Furthermore, the results showed that andrographolide could cause significant apoptosis of ATC cells. In the process of cell apoptosis, the Bcl-2 and Caspase families play vital roles. The Bcl-2 family is an important regulator of mitochondrial apoptosis. Bcl-2 and Bcl-XL are the anti-apoptotic proteins. The results of this study showed that after andrographolide treatment, Bcl-2 and Bcl-XL were downregulated in ATC cells, indicating that andrographolide initiated the mitochondrial apoptosis program. Meanwhile, Caspase activation is one of the most critical links in the mechanism of apoptosis. Among them, Caspase-3 is the main effector Caspase and the key executor of apoptosis. The appearance of apoptosis signals can cause Caspase-3 to be cleaved and activated to cleaved-Caspase-3 under the action of a variety of proteolytic enzymes [31]. Cleaved-Caspase-3 can cleave the downstream protein PARP, which is cleaved into cleaved-PARP [32]. PARP, or poly (ADP-ribose) polymerase, is an enzyme closely related to DNA repair. Cleaved-PARP is the final executor of mitochondrial apoptosis, which ultimately leads to mitochondrial apoptosis [33]. The results of this study indicated that andrographolide could significantly downregulate the anti-apoptotic proteins Bcl-2 and Bcl-XL, upregulate the expression of cleaved-Caspase-3, and significantly induce the production of cleaved-PARP, suggesting that andrographolide can induce apoptosis through the Caspase-3/PARP pathway.

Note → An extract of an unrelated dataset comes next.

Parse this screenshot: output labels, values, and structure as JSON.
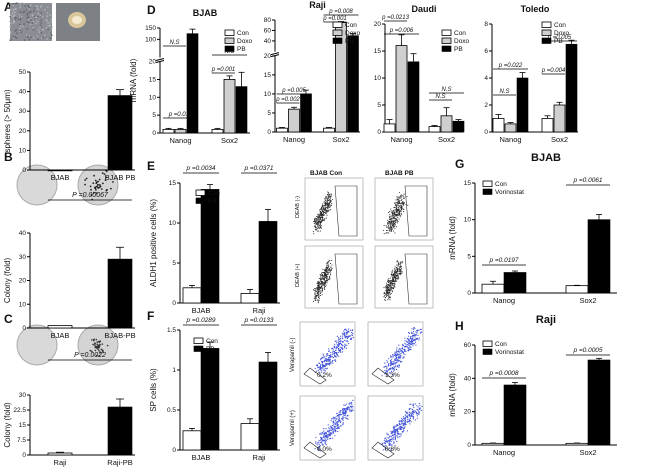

Under aerobic conditions, normal cells in the body obtain adenosine triphosphate (ATP) through aerobic oxidation, and glycolysis is inhibited. However, in many malignant tumors, even if the oxygen supply is sufficient, glycolysis is very active [34]. Glycolysis is first carried out by glucose transporters (GLUTs) to transport glucose into cells. Hexokinase (HK) produces glucose-6-phosphate by phosphorylation and then undergoes phosphate hexose isomerase and phosphofructokinase (PFK). After a series of enzyme actions, it is converted into pyruvate. Pyruvate is converted into lactic acid by lactate dehydrogenase (LDHA) under hypoxic conditions, and lactic acid can be transported to the outside of the cell via a monocarboxylic acid transporter. Glucose is the raw material of the glycolysis pathway, and lactic acid is the product of the glycolysis pathway. The glycolysis pathway of tumor cells consumes a large amount of glucose and produces a large amount of lactic acid at the same time. The results of this study showed that after a certain concentration of andrographolide, the content of glucose and lactic acid in the supernatant of ATC cells remained essentially unchanged from 0 to 48 h, demonstrating that under the action of andrographolide, the glucose in the supernatant of ATC cells is no longer consumed, and the lactic acid content is no longer increased, suggesting that andrographolide can inhibit glycolysis. Moreover, the results of this study showed that after treatment with andrographolide, the expression levels of the glycolysis-related proteins HK2, PKM2, PFKM, and LDHA in 8505C and CAL62 thyroid cells decreased, further proving that andrographolide can inhibit glycolysis in ATC tumor cells.

5. Conclusion

Except for andrographolide, many other natural drugs have been proved to inhibit tumor progression [35, 36], which indicated that phytotherapeutics were a major source of novel potential compounds useful in cancer therapy. Studies on thyroid cancer have also confirmed the anticancer activity of plant natural products both in basic research and clinical trials, suggesting that thyroid cancer may be an excellent indication for natural compounds [37]. It can be deduced from the present study that andrographolide might exert antitumor effects by inhibiting glycolysis in ATC cells. Based on the critical role of glycolysis in ATC development and treatment [24, 26], the results of this study reinforce andrographolide as an effective candidate drug for the future treatment of ATC with great research significance and clinical transformation value.

Data Availability

The data used to support the findings of this study are available from the corresponding author upon request.

Conflicts of Interest

The authors declare that they have no conflicts of interest.

Acknowledgments

This study was supported by the National Natural Science Foundation of China (no. 82072950).